Psychology professor Jennifer Freyd filed a notice of appeal Wednesday after the pay discrimination lawsuit Freyd v. University of Oregon was dismissed in federal court. This is the most recent development in a two-year court battle between UO and the tenured professor in Eugene, OR.
Freyd, a highly-regarded instructor and researcher on the psychology of sexual violence, asked for a raise “to bring her salary in line with her expected salary” after conducting an analysis of the Psychology Department and becoming concerned that her pay was lower due to her gender, court documents show.
According to court documents, UO chose not to offer her a raise after concluding that her compensation was higher than other professors in the College of Arts and Sciences, of which the Department of Psychology is a part. The discrepancies between her pay and her male colleagues in the Psychology Department were due to retention raises, which Freyd never requested, and not sex discrimination, according to court documents.
Freyd then a filed suit in March 2017 under the Equal Pay Act among other statutes, which requires that men and women be paid equally for equal work. She claimed that while she worked at the university for almost 25 years, her pay was lower than that of male professors who held the same or lesser positions because she is a woman.
“Despite forceful advocacy on her behalf by the head of her department and others, the University of Oregon has not rectified its sex discrimination,” Freyd’s lawyer Jennifer Middleton wrote in the original complaint.
The university responded by saying that tenured faculty often perform duties too different to be comparable under the Equal Pay Act and further claimed that while Freyd is paid less than some male colleagues, “[Freyd] is paid more than any other faculty member within her unit who performs comparable work,” according to court documents.
After more than two years, two amended complaints and two hearings, federal judge Michael J. McShane sided with UO and dismissed the lawsuit on May 2 after the university requested a judgment for dismissal.
“Even when viewed in the light most favorable to Professor Freyd, the evidence establishes that her four male colleagues perform significantly different work than that done by Professor Freyd,” McShane wrote in his opinion. “Because Professor Freyd cannot establish that she performs substantially similar work in the unique setting of a university to that of her comparators, her claims fail.”

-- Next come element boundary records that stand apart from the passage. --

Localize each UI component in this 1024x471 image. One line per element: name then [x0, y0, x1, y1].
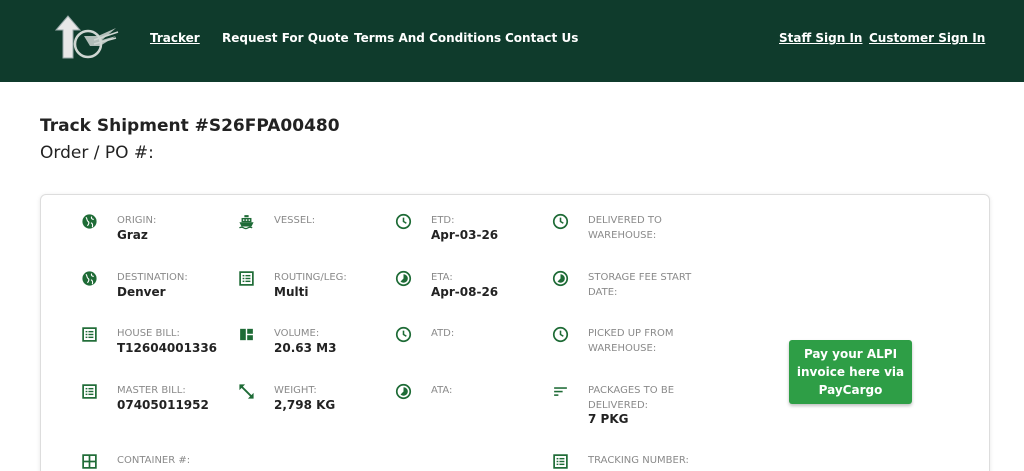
document-list-icon: [552, 453, 570, 471]
house-bill-value: T12604001336: [117, 341, 218, 355]
document-list-icon: [81, 326, 99, 344]
ship-icon: [238, 213, 256, 231]
staff-sign-in-link[interactable]: Staff Sign In: [779, 31, 862, 45]
origin-label: ORIGIN:: [117, 215, 157, 226]
etd-label: ETD:: [431, 215, 455, 226]
storage-fee-start-label-line2: DATE:: [588, 287, 618, 298]
page-title: Track Shipment #S26FPA00480: [40, 116, 340, 136]
picked-up-label-line2: WAREHOUSE:: [588, 343, 657, 354]
master-bill-label: MASTER BILL:: [117, 385, 186, 396]
house-bill-label: HOUSE BILL:: [117, 328, 180, 339]
pay-button-line-2: invoice here via: [796, 365, 905, 379]
vessel-label: VESSEL:: [274, 215, 316, 226]
dashboard-icon: [238, 326, 256, 344]
globe-icon: [81, 270, 99, 288]
nav-link-request-quote[interactable]: Request For Quote: [222, 31, 349, 45]
atd-label: ATD:: [431, 328, 455, 339]
routing-label: ROUTING/LEG:: [274, 272, 347, 283]
destination-value: Denver: [117, 285, 166, 299]
resize-icon: [238, 383, 256, 401]
order-po-label: Order / PO #:: [40, 143, 154, 163]
storage-fee-start-label: STORAGE FEE START: [588, 272, 692, 283]
alpi-logo[interactable]: [54, 14, 122, 64]
top-navigation-bar: Tracker Request For Quote Terms And Cond…: [0, 0, 1024, 82]
timelapse-icon: [395, 383, 413, 401]
clock-icon: [552, 213, 570, 231]
picked-up-label: PICKED UP FROM: [588, 328, 674, 339]
clock-icon: [552, 326, 570, 344]
clock-icon: [395, 326, 413, 344]
destination-label: DESTINATION:: [117, 272, 188, 283]
clock-icon: [395, 213, 413, 231]
packages-label: PACKAGES TO BE: [588, 385, 675, 396]
weight-value: 2,798 KG: [274, 398, 336, 412]
delivered-to-warehouse-label-line2: WAREHOUSE:: [588, 230, 657, 241]
ata-label: ATA:: [431, 385, 453, 396]
document-list-icon: [81, 383, 99, 401]
pay-button-line-1: Pay your ALPI: [803, 347, 898, 361]
document-list-icon: [238, 270, 256, 288]
shipment-details-card: [40, 194, 990, 471]
timelapse-icon: [552, 270, 570, 288]
customer-sign-in-link[interactable]: Customer Sign In: [869, 31, 985, 45]
pay-invoice-paycargo-button[interactable]: Pay your ALPI invoice here via PayCargo: [789, 340, 912, 404]
master-bill-value: 07405011952: [117, 398, 209, 412]
globe-icon: [81, 213, 99, 231]
timelapse-icon: [395, 270, 413, 288]
origin-value: Graz: [117, 228, 148, 242]
nav-link-tracker[interactable]: Tracker: [150, 31, 200, 45]
container-label: CONTAINER #:: [117, 455, 191, 466]
eta-value: Apr-08-26: [431, 285, 499, 299]
weight-label: WEIGHT:: [274, 385, 317, 396]
pay-button-line-3: PayCargo: [818, 383, 883, 397]
tracking-number-label: TRACKING NUMBER:: [588, 455, 689, 466]
volume-label: VOLUME:: [274, 328, 320, 339]
packages-value: 7 PKG: [588, 412, 629, 426]
nav-link-terms[interactable]: Terms And Conditions: [354, 31, 501, 45]
eta-label: ETA:: [431, 272, 453, 283]
volume-value: 20.63 M3: [274, 341, 337, 355]
grid-icon: [81, 453, 99, 471]
packages-label-line2: DELIVERED:: [588, 400, 649, 411]
routing-value: Multi: [274, 285, 309, 299]
nav-link-contact[interactable]: Contact Us: [505, 31, 578, 45]
etd-value: Apr-03-26: [431, 228, 499, 242]
delivered-to-warehouse-label: DELIVERED TO: [588, 215, 662, 226]
sort-lines-icon: [552, 383, 570, 401]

The university is grateful for the dismissal. “His decision speaks for itself,” UO spokesperson Molly Blancett said in an emailed statement. “Professor Jennifer Freyd is a respected and valued member of the University of Oregon faculty and a national leader in her field of study, and we believe this decision establishes that she is fairly compensated relative to her peers.”
But Freyd is appealing that decision. “It’s our position that that can’t be what Congress intended and that can’t be right,” Middleton said. “It eviscerates the Equal Pay Act in higher academia because of course, every full professor and even some of the associate professors, they’re all doing different work.”
UO will continue to defend against the lawsuit on appeal, UO spokesperson Molly Blancett said in an email. “The university believes the court correctly decided the case,” she wrote.
Freyd is currently on leave from UO while she teaches at Stanford University as a fellow at the Center for Advanced Study in the Behavioral Sciences.